The other day I was counseling someone about a personal problem. It was all very serious, but not that serious. I mean, not life or death stuff. This gal was getting all worked up and in a lather about her problem and finally I said, “You know, in the cosmic perspective this is not such a big deal. Are you maybe taking yourself too seriously? Maybe you should see how dead serious you are and have a laugh.”

God be praised. She paused for a moment and then burst out laughing. “You’re right father. I’m taking myself far too seriously!” It’s when a person gets that serious, self righteous and lofty look that I start getting creeped out. Whoa! Here’s a person heading down the path of self righteousness big time. Too bad! They’re heading for the ‘down’ escalator and they don’t even know it.

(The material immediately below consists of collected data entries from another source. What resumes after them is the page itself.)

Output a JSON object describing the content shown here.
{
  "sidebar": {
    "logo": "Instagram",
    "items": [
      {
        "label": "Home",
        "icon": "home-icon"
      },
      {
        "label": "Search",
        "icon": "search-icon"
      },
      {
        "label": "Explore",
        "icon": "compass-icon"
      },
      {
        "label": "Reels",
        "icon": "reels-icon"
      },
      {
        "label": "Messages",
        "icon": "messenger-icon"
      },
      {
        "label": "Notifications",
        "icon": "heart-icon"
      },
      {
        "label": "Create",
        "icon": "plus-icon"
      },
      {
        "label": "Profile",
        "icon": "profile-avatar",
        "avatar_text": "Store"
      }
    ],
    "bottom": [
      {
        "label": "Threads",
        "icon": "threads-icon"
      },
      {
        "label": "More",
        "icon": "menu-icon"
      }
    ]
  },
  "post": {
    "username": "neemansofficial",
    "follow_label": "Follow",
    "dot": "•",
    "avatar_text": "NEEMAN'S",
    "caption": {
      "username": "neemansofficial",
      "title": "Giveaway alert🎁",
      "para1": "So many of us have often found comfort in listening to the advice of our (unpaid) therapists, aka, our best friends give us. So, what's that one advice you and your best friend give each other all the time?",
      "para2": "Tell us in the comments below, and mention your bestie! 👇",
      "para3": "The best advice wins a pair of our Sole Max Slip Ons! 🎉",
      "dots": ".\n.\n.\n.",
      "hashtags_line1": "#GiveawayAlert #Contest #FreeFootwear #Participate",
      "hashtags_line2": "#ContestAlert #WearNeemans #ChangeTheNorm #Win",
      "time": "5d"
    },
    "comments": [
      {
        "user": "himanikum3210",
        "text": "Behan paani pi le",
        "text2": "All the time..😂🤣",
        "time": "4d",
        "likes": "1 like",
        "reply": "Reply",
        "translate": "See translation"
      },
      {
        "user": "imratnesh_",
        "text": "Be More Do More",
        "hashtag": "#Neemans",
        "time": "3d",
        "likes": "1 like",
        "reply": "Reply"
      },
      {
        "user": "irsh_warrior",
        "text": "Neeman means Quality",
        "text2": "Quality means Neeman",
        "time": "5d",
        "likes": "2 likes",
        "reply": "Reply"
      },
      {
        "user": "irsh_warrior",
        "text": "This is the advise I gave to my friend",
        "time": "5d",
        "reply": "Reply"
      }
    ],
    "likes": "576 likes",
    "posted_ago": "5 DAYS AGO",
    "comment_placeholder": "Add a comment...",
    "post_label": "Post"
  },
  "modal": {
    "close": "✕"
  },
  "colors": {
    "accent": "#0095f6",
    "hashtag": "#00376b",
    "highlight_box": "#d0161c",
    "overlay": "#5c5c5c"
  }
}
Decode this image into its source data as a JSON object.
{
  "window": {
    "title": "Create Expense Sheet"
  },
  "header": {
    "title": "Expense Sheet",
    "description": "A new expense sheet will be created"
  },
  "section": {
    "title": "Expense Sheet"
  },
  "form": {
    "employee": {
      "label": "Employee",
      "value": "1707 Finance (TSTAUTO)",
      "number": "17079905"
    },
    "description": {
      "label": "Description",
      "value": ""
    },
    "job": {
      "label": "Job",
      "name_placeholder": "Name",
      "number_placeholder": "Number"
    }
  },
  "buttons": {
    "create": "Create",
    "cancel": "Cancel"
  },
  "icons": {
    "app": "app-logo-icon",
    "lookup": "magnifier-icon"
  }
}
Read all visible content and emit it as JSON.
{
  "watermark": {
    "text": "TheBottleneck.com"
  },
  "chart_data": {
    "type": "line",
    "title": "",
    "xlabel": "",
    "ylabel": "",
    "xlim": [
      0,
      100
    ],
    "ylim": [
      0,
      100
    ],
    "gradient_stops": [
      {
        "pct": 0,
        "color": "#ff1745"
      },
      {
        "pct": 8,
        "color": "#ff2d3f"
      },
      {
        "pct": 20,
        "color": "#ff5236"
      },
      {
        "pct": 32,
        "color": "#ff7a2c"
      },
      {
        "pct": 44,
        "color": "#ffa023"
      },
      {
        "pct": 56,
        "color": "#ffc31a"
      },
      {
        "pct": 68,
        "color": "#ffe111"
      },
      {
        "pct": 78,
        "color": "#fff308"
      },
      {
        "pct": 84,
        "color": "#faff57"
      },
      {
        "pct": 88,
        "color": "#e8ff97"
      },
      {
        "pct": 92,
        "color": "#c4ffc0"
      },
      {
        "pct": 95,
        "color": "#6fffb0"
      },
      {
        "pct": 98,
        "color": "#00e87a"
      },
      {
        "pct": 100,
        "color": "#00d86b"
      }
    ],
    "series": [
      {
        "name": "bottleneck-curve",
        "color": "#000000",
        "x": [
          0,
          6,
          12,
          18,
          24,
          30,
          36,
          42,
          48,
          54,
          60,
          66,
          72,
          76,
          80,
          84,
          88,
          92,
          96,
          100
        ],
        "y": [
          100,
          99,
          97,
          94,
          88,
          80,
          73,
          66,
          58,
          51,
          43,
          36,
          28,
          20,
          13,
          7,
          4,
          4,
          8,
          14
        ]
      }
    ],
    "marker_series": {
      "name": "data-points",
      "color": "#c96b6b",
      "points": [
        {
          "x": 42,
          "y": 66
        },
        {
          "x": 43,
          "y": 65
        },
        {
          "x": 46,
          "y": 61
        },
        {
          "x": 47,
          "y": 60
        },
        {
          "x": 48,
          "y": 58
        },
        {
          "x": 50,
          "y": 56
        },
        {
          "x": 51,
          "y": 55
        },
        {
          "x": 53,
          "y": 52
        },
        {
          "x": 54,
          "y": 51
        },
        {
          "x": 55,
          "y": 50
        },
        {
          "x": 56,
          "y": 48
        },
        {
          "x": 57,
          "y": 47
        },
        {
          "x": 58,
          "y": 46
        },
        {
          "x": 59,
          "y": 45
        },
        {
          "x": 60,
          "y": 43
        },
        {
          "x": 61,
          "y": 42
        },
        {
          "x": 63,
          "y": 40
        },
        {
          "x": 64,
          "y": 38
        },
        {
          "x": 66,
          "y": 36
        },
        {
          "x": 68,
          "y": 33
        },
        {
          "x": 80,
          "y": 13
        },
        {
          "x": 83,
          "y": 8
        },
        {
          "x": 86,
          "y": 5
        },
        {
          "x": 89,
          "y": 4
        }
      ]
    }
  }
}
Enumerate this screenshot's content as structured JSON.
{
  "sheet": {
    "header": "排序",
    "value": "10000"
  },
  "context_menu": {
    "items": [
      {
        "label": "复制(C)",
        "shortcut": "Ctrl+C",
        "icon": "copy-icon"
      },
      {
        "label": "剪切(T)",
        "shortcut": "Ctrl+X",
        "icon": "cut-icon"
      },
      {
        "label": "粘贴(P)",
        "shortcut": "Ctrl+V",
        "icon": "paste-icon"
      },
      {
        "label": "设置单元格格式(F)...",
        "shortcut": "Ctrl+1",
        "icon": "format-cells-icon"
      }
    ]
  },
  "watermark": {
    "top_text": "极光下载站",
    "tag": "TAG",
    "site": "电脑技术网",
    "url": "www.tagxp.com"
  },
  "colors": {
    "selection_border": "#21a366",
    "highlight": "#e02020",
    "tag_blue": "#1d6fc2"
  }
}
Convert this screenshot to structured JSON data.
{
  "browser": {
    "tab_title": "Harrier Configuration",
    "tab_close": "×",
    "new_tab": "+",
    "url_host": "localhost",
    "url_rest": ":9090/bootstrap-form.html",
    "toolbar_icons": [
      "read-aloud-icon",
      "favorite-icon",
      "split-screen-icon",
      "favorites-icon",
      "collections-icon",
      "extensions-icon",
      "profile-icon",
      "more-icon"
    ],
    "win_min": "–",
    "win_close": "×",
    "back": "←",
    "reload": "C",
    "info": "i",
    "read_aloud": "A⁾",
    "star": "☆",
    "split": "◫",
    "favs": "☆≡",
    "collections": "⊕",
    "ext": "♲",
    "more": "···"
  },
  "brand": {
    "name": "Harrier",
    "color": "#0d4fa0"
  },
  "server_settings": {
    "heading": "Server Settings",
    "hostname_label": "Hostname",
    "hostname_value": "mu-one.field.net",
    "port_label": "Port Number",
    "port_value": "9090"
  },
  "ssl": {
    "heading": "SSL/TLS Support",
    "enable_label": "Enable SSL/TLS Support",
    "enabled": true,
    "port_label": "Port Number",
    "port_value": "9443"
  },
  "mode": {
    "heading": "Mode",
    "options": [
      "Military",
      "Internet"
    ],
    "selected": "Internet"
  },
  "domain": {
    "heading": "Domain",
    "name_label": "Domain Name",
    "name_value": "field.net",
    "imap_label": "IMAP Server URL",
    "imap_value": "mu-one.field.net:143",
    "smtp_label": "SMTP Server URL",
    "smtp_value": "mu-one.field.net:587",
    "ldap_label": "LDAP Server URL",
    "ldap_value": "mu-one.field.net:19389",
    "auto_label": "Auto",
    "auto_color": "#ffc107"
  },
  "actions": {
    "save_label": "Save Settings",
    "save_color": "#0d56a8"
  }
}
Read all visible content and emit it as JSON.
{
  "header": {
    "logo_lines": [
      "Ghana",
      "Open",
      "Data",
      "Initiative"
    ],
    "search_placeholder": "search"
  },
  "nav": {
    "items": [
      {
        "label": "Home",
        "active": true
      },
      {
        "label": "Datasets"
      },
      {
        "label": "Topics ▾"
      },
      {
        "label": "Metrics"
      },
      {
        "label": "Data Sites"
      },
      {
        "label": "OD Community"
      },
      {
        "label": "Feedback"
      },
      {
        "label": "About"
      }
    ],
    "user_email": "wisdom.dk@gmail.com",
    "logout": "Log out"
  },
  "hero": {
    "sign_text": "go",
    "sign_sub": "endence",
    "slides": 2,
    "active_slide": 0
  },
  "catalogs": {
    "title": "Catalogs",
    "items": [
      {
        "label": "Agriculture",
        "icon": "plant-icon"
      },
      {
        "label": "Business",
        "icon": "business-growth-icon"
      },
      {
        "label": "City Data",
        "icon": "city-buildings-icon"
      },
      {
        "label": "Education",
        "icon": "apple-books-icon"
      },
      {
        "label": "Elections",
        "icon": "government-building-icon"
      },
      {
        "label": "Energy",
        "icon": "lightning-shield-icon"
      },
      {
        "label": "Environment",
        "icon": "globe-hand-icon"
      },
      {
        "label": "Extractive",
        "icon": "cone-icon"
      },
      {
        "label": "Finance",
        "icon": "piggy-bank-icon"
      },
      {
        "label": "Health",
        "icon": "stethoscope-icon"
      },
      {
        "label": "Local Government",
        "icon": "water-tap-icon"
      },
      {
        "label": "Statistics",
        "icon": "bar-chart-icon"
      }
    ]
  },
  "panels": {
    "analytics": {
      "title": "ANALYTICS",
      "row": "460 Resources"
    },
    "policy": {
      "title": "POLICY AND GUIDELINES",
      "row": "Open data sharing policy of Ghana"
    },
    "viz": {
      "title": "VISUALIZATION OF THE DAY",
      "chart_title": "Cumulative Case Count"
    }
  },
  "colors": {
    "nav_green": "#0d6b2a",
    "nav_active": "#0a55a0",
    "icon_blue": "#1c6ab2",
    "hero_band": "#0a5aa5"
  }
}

Now I know that life and death and heaven and hell are a serious business and I realize that the church is being attacked, and I know that there is an awful lot of wickedness out there (and in my heart too) and I accept that the devil is working overtime, but there’s also an awful lot of po-faced, super serious Catholic anger out there and that’s not nice to see.

So that’s why I weave in some humor: to pop our balloons, to poke fun–especially at those who think they’re taking the faith seriously, when all they’re doing is taking themselves seriously. I use humor because ‘humor’ and ‘human’ and ‘humility’ and ‘humus’ (which means earth) all come from the same root. That means humor goes down deep. It brings us down to earth. It levels us, and as far as I’m concerned, it’s the litmus test for real spirituality. If a person can’t joke–especially about themselves–there are some big time problems.

So call me the good humor man if you like. I’m going to tool around playing the merry music of humor and hope all the children come running. Did you know that on average adults laugh 17 times a day and children laugh 200?  They’re the ones who will get into the kingdom remember? Ask for the joy of your youth to be restored, for unless you become like a little child you cannot enter the kingdom.